More from the Naassene Fragment, the Great Ineffable Mystery of the Samothracians
by Estéban Trujillo de Gutiérrez
” … H. Following after these and such like [follies], these most wonderful “Gnostics,” discoverers of a new grammatical art, imagine that their prophet Homer showed forth these things arcanely; and, introducing those who are not initiated into the Sacred Scriptures into such notions, they make a mock of them.
And they say that he who says that all things are from One, is in error, [but] he who says they are from Three is right, and will furnish proof of the first principles [of things]. 2
J. For one (H. he says) is the Blessed Nature of the Blessed Man Above, Adamas; and one is the [Nature] Below, which is subject to Death; and one is the Race without a king 3 which is born Above—where (H. he says) is Mariam the sought-for, and Jothōr the great sage, and Sepphōra the seeing, and Moses whose begetting is not in Egypt—for sons were born to him in Madiam. 4
S. And this (H. he says) also did not escape the notice of the poets:
“All things were threefold divided, and each received his share of honour.” 1
C. For the Greatnesses (H. he says) needs must be spoken, but so spoken by all everywhere, “that hearing they may not hear, and seeing they may not see.” 2
J. For unless (H. he says) the Greatnesses 3 were spoken, the cosmos would not be able to hold together. These are the Three More-than-mighty Words (Logoi): Kaulakau, Saulasau, Zeēsar;—Kaulakau, the [Logos] Above, Adamas; Saulasau, the [Logos] Below; Zeēsar, the Jordan flowing upwards. 4
(17 5) S. He (H. he says) is the male-female Man
in all, whom the ignorant call three-bodied Gēryonēs—Earth-flow-er, as though flowing from the earth; 1 while the Greek [theologi] generally call Him the “Heavenly Horn of Mēn,” 2 because He has mixed and mingled 3 all things with all.
C. For “all things (H. he says) were made through Him, and without Him no one thing was made that was made. In Him is Life.” 4
This (H. he says) is “Life,” the ineffable Race of perfect men, which was unknown to former generations.
This (H. he says) was found hidden in the “fair seed” of Benjamin.
(18) S. The Greeks also speak of it (H. he says) with inspired tongue, as follows:
“Bring water, bring [me] wine, boy!
Give me to drink, and sink me in slumber! 3
My Cup tells me of what race I must be born,
[Speaking with silence unspeaking].” 4
C. This (H. he says) would be sufficient alone if men would understand—the Cup of Anacreon speaking forth speechlessly the Ineffable Mystery.
J. For (H. he says) Anacreon’s Cup is speechless—in as much as it tells him (says Anacreon) with speechless sound of what Race he must be born—
C. —that is, spiritual, not carnal—
J. —if he hear the Hidden Mystery in Silence.
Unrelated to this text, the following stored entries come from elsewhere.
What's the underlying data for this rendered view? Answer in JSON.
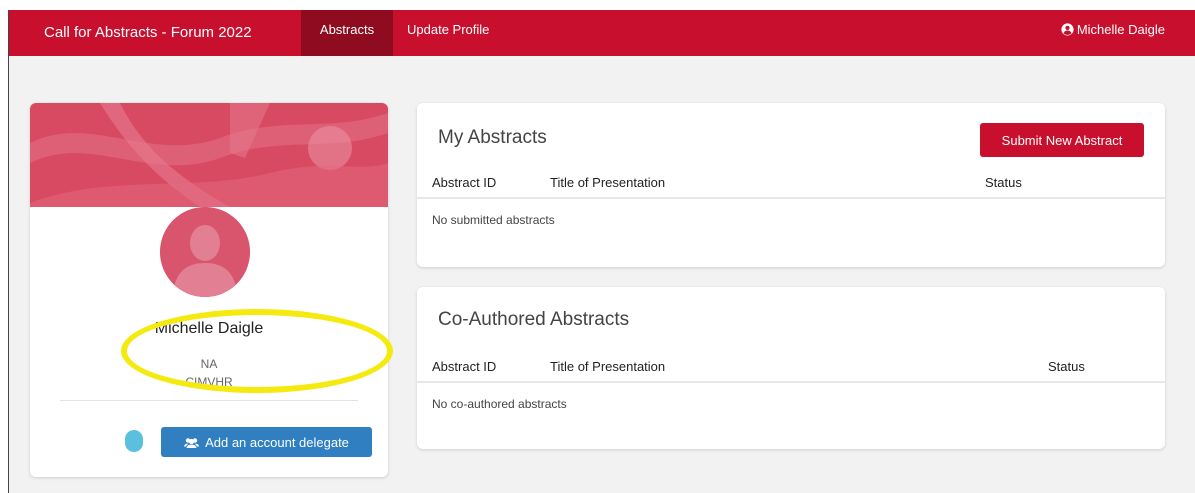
{
  "navbar": {
    "brand": "Call for Abstracts - Forum 2022",
    "items": [
      {
        "label": "Abstracts",
        "active": true
      },
      {
        "label": "Update Profile",
        "active": false
      }
    ],
    "user": "Michelle Daigle",
    "user_icon": "user-circle-icon",
    "color": "#c8102e"
  },
  "profile": {
    "name": "Michelle Daigle",
    "line1": "NA",
    "line2": "CIMVHR",
    "delegate_button": "Add an account delegate",
    "delegate_icon": "users-icon"
  },
  "my_abstracts": {
    "title": "My Abstracts",
    "submit_button": "Submit New Abstract",
    "columns": [
      "Abstract ID",
      "Title of Presentation",
      "Status"
    ],
    "empty": "No submitted abstracts"
  },
  "co_authored": {
    "title": "Co-Authored Abstracts",
    "columns": [
      "Abstract ID",
      "Title of Presentation",
      "Status"
    ],
    "empty": "No co-authored abstracts"
  }
}
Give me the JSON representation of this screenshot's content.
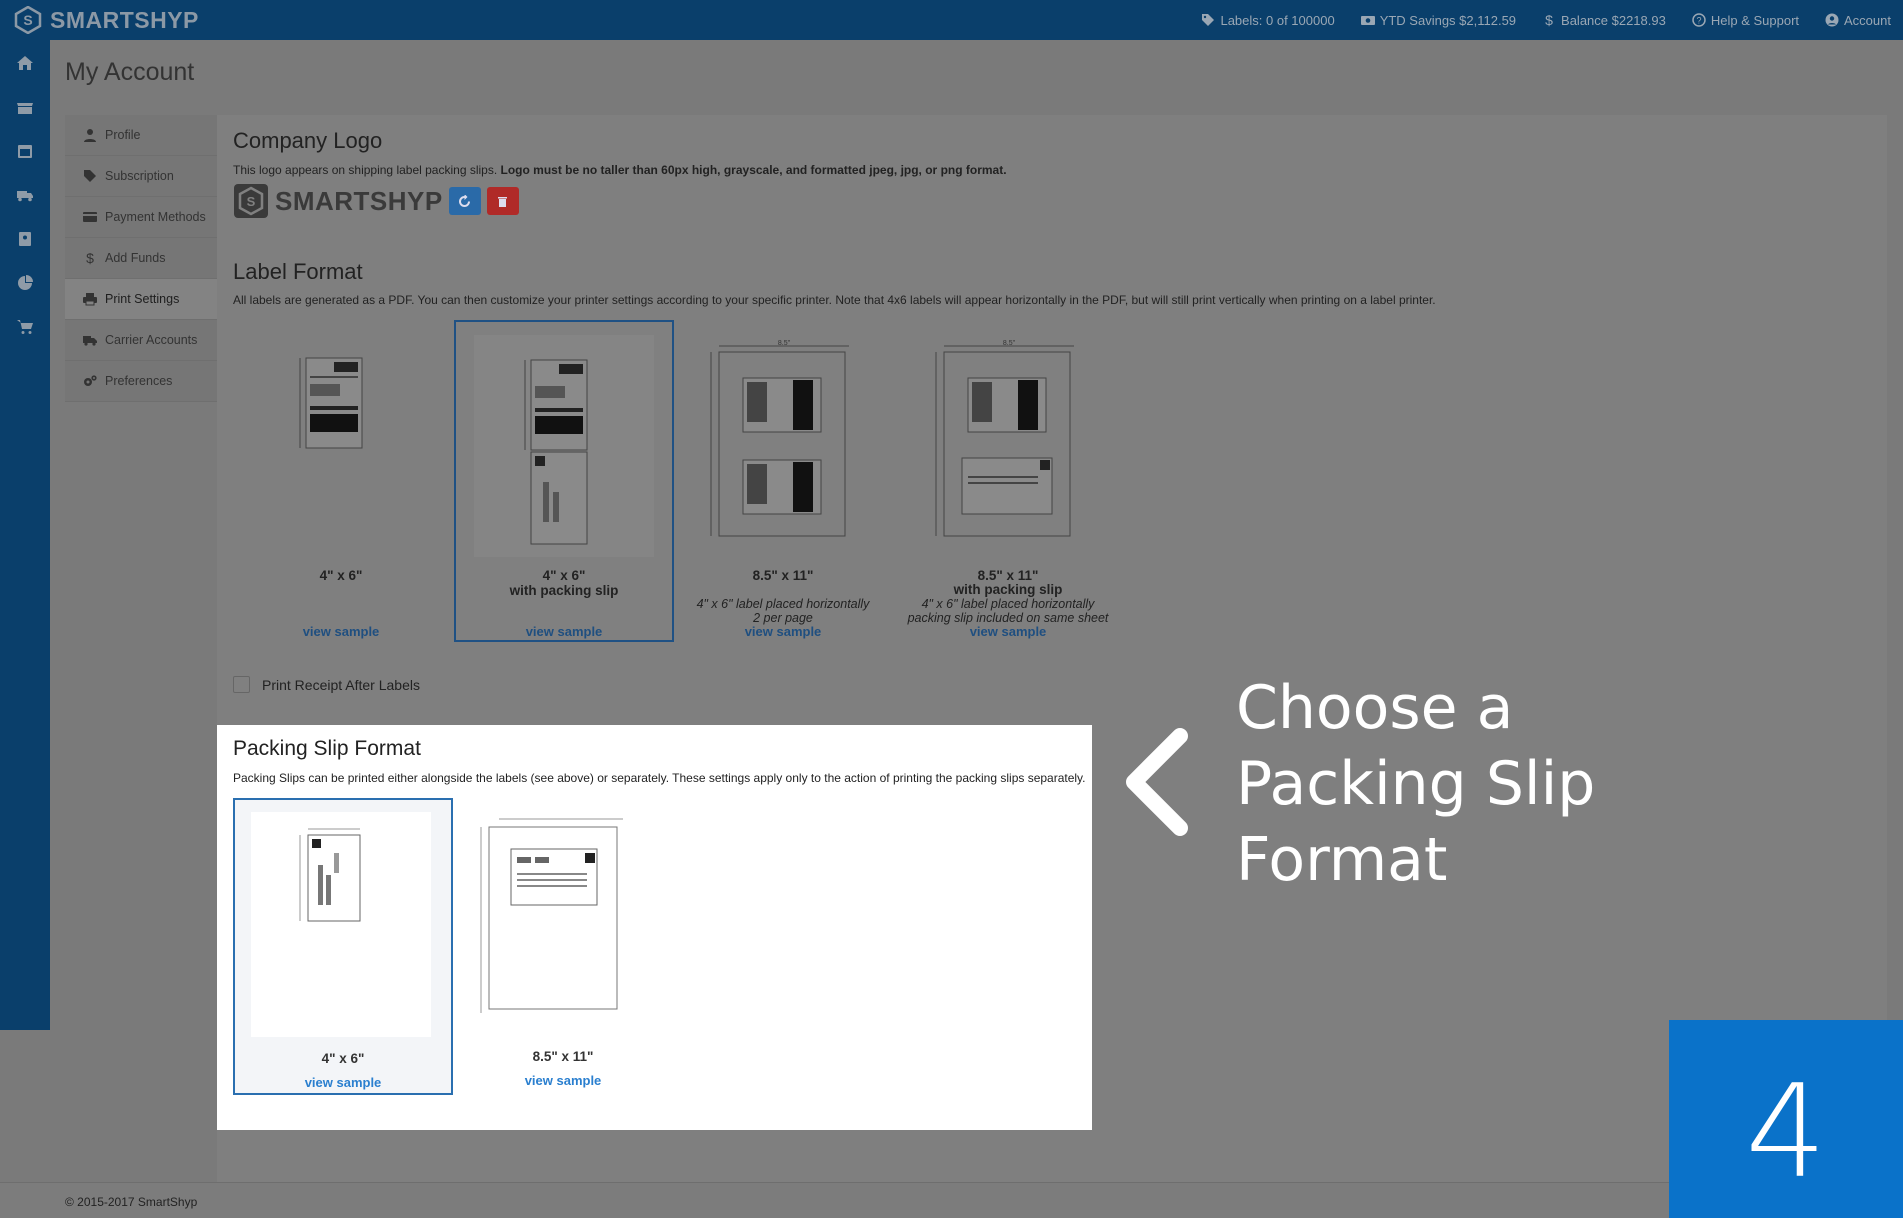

C. And this is the Water at those Fair Nuptials which Jesus turned and made Wine.
“This (H. he says) is the great and true beginning of the signs which Jesus wrought in Cana of Galilee, and made manifest His Kingship [or Kingdom] of the Heavens.” 5
(19 1) S. This is (H. he says) the Great Ineffable Mystery of the Samothracians,—
C. —which it is lawful for the perfect alone to know—[that is] (H. he says) for us.
J. For the Samothracians, in the Mysteries which are solemnised among them, explicitly hand on the tradition that this Adam is the Man Original.
J. The statues aforesaid are images of the Man Original. 4
C. And [also] of the regenerated 5 spiritual [man], in all things of like substance with that Man.
This (H. he says) is what was spoken by the Saviour:
“If ye do not drink My Blood and eat My Flesh, ye shall not enter into the Kingdom of the Heavens. 6
For He knew (H. he says) of which nature each of His disciples is, and that it needs must be that each of them should go to his own nature.
For from the twelve tribes (H. he says) He chose twelve disciples, and through them He spake to every tribe. 1
On this account (H. he says) all have not heard the preachings of the twelve disciples; and even if they hear, they cannot receive them. For the [preachings] which are not according to their nature are contrary to it.”
G.R.S. Mead, Thrice-Greatest Hermes, Vol. 1, 1906, pp. 164-8.
From Hippolytus, Philosophumena; or, Refutation of all Heresies.